Stockfish and serious hardware: 384 threads
Moderator: Ras
-
- Posts: 3570
- Joined: Wed Mar 08, 2006 8:15 pm
- Full name: Jouni Uski
Stockfish and serious hardware: 384 threads
In SF forum they have run some tests with 384 threads. It is 8x Intel Xeon Platinum 8168 with 431.403.814 nodes/s. Way to go! One test was 384 vs 64 threads which gave ELO: +93.95 +-11.9 (95%) LOS: 100.0%. Also hyperthreading seem to be beneficial for SF.
Jouni
-
- Posts: 1494
- Joined: Thu Mar 30, 2006 2:08 pm
Re: Stockfish and serious hardware: 384 threads
Wow! I m quite surprised. thread doubling experiments on an earlier Stockfish showed just a 6 elo gain between 16 and 32 cores. Since 64 to 384 is between 2 and 3 doublings, I would have expected a much lower gain. There is something to learn that is unexpected here.
-
- Posts: 3570
- Joined: Wed Mar 08, 2006 8:15 pm
- Full name: Jouni Uski
Re: Stockfish and serious hardware: 384 threads
But I have difficult to believe how can they test:
scaling result going from 192 threads to 384 hyperthreads
ELO: 22.27 +-9.7 (95%) LOS: 100.0%
Total: 1000 W: 134 L: 70 D: 796
when used google server is ALWAYS with hyperthreads??

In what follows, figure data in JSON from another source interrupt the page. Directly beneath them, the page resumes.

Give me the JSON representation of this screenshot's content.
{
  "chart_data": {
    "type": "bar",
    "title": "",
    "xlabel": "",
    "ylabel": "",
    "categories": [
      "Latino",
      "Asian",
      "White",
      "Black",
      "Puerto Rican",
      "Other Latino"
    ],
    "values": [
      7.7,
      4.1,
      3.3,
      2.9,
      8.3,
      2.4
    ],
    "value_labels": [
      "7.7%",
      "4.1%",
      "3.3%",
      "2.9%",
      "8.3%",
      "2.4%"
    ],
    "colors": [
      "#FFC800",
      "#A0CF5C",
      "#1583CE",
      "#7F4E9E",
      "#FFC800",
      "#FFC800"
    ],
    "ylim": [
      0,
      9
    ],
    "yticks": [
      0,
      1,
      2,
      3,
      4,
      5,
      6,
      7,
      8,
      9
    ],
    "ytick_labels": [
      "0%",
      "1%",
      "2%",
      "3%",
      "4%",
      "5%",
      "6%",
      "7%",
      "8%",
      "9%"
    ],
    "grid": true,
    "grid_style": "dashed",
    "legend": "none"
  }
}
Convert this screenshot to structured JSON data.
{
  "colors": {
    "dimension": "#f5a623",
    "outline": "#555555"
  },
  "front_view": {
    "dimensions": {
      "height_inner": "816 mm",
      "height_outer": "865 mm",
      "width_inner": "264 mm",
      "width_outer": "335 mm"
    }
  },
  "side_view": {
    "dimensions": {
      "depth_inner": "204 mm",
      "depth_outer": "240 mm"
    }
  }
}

scaling result going from 192 threads to 384 hyperthreads
ELO: 22.27 +-9.7 (95%) LOS: 100.0%
Total: 1000 W: 134 L: 70 D: 796
when used google server is ALWAYS with hyperthreads??
Jouni
-
- Posts: 694
- Joined: Sun Nov 08, 2015 11:10 pm
- Full name: Bojun Guo
Re: Stockfish and serious hardware: 384 threads
It is quite straightforward:
With ponder off while the 192-thread engine is running, the worse case scenario is has 96 threads on real cores and 96 threads on HT. Despite any clever OS scheduling strategy to prevent this from happening, you can still see a fairly consistent scaling factor for doubling the number of threads regardless of distribution. One can argue that the result of HT effectiveness may be an upper-bound, then people could always run some 8 cores vs 4 cores + 4 HT tests on two machines, since we now know about how that would scale.
With ponder off while the 192-thread engine is running, the worse case scenario is has 96 threads on real cores and 96 threads on HT. Despite any clever OS scheduling strategy to prevent this from happening, you can still see a fairly consistent scaling factor for doubling the number of threads regardless of distribution. One can argue that the result of HT effectiveness may be an upper-bound, then people could always run some 8 cores vs 4 cores + 4 HT tests on two machines, since we now know about how that would scale.